Sei i macro obiettivi: malattie croniche non trasmissibili; dipendenze e problemi correlati; incidenti domestici e stradali; infortuni e incidenti sul lavoro, malattie professionali; ambiente, clima e salute; malattie infettive prioritarie.
Dagli obiettivi derivano poi dieci programmi di sviluppo: scuole e luoghi di lavoro che promuovono salute; comunità attive; dipendenze; sicurezza negli ambienti di vita; piano mirato di prevenzione; prevenzione in edilizia e agricoltura; prevenzione del rischio cancerogeno professionale, delle patologie professionali dell’apparato muscolo-scheletrico e del rischio stress correlato al lavoro; ambiente, clima e salute: misure per il contrasto dell’antimicrobico-resistenza.

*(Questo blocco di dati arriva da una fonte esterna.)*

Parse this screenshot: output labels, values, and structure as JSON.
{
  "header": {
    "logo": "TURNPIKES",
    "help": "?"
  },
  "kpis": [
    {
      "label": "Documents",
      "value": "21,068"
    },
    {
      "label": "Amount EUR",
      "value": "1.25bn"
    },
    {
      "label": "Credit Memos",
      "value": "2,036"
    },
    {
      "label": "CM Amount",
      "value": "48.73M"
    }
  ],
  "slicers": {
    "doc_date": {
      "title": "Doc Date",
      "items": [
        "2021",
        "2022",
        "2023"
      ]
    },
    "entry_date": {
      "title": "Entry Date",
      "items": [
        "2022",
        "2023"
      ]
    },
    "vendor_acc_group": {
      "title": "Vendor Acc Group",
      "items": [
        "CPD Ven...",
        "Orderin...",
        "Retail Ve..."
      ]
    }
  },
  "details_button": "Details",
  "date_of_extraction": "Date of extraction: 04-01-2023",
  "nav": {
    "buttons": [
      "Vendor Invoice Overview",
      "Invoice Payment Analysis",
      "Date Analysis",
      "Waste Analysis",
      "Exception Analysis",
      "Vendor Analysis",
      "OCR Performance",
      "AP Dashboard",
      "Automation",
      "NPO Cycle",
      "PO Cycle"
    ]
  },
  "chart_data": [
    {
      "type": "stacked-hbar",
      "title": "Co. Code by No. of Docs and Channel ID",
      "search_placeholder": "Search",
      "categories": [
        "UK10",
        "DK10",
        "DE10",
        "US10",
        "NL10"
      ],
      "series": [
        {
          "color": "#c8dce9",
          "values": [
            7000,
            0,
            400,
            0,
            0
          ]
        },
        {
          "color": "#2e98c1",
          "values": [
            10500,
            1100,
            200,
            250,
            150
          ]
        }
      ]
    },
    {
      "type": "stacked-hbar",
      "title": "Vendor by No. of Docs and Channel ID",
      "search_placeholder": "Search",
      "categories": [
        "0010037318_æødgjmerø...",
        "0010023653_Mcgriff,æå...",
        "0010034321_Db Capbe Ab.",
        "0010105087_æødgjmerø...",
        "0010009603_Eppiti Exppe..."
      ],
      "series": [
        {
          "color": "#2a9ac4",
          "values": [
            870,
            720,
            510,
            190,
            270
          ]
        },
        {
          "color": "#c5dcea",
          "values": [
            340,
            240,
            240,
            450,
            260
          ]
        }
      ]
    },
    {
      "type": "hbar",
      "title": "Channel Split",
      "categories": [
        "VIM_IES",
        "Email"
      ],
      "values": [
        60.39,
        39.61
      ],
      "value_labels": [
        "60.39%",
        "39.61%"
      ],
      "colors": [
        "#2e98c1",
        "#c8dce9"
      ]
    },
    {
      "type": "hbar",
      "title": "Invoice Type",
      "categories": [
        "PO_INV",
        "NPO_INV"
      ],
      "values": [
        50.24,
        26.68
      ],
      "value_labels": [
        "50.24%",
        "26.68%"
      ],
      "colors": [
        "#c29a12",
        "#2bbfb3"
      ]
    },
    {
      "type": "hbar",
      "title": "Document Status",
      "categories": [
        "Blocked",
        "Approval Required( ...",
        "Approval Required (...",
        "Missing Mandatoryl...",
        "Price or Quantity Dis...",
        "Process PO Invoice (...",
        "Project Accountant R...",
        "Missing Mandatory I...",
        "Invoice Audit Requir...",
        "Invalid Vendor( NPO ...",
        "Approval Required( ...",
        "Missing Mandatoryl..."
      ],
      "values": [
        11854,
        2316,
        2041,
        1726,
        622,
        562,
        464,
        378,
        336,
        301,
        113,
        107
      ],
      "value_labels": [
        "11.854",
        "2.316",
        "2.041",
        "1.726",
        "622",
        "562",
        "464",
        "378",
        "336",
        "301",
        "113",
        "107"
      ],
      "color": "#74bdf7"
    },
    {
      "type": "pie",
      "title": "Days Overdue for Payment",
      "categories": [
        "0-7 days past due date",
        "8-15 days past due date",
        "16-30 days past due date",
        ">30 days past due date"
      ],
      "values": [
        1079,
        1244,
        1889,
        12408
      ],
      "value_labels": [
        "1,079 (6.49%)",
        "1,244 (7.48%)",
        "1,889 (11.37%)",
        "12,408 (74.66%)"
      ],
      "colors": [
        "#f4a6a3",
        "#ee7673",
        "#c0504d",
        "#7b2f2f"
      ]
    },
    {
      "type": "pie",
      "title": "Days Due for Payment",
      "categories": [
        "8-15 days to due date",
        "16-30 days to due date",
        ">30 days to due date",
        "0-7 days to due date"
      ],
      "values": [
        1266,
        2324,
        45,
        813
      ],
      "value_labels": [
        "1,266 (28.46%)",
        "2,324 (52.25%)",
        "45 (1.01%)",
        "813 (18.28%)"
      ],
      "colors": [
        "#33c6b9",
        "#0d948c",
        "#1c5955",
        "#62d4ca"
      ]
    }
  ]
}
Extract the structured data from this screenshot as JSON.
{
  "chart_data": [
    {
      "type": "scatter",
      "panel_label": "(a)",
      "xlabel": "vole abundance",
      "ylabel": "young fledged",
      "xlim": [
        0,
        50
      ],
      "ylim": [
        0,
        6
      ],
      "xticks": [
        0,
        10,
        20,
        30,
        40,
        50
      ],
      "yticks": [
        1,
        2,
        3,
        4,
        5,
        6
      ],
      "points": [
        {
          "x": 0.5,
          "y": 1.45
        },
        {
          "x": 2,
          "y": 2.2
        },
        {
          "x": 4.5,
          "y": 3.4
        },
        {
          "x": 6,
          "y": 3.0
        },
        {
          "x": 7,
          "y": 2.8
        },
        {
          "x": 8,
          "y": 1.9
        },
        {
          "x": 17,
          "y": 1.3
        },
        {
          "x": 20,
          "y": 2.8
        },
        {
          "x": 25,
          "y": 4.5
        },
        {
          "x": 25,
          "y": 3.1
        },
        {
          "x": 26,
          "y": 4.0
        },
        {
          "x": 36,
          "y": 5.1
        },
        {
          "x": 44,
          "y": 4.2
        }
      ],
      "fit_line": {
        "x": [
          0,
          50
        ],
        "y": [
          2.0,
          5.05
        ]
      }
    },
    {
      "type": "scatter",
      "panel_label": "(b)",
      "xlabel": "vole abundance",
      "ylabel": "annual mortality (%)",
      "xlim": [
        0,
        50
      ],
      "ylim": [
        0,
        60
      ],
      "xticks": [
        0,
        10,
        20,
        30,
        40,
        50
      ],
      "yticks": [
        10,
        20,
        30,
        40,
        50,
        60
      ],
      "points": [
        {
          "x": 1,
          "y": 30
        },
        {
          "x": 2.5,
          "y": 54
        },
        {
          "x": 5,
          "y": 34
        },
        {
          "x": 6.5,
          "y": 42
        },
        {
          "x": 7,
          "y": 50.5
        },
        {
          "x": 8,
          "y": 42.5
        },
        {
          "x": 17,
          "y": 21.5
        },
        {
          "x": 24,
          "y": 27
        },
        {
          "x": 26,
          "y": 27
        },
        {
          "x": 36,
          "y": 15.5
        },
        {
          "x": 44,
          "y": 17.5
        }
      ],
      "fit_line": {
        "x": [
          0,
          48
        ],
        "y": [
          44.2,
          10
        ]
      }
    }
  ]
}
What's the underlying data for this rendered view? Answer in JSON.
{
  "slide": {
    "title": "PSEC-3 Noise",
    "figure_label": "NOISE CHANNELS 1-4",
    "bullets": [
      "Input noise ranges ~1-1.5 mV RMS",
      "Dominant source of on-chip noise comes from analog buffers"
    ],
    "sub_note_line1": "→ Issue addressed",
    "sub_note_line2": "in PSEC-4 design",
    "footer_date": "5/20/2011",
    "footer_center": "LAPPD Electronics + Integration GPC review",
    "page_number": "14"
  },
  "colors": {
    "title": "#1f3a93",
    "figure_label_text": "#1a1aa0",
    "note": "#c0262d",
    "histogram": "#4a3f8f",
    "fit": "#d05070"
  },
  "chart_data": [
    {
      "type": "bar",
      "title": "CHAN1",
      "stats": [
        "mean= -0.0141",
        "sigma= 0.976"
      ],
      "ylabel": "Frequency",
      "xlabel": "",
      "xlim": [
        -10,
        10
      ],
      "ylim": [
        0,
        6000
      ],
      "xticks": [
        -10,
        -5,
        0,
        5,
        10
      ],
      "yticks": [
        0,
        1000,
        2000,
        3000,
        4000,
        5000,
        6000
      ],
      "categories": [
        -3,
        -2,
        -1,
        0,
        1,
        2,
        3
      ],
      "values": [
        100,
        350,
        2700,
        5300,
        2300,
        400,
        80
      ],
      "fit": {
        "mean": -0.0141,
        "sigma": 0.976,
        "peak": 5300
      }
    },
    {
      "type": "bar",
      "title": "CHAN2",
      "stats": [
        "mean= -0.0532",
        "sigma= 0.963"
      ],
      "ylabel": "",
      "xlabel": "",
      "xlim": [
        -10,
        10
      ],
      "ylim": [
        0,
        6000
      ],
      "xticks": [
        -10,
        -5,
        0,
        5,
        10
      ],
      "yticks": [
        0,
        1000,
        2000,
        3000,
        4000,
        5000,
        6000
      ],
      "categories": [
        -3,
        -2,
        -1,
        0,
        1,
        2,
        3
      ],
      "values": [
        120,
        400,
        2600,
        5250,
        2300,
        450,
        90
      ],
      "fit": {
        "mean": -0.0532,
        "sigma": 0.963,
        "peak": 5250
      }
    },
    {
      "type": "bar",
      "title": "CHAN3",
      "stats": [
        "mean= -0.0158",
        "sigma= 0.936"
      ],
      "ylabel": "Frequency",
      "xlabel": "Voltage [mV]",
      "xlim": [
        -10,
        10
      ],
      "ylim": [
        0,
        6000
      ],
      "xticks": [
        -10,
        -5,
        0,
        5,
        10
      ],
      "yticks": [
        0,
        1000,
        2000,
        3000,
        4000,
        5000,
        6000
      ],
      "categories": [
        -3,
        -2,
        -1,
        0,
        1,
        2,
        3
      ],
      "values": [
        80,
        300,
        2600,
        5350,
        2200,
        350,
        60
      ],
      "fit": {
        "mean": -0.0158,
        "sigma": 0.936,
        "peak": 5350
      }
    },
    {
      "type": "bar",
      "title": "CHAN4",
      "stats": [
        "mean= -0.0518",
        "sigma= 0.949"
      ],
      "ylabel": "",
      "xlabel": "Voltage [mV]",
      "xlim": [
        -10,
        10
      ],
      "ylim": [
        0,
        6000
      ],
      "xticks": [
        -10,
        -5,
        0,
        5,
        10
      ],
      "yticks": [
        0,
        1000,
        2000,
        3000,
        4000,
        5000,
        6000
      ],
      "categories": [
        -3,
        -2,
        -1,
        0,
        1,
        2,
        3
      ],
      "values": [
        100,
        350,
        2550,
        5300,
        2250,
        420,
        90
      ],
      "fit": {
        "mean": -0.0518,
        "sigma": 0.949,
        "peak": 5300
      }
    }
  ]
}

«Dobbiamo guardare oltre il Covid, mettendo a sistema ciò che abbiamo imparato durante la pandemia», osserva Maria Grazia Carraro, direttrice generale dell’Ulss Dolomiti. «La salute è un bene che va “manutentato” da ognuno di noi e dalle reti che ci sono vicine, quelle dei professionisti della sanità ma anche delle istituzioni, del mondo produttivo, del volontariato e dell’associazionismo. Non dobbiamo dimenticare che lavorando in squadra i risultati i risultati anche in termini di salute si possono raggiungere».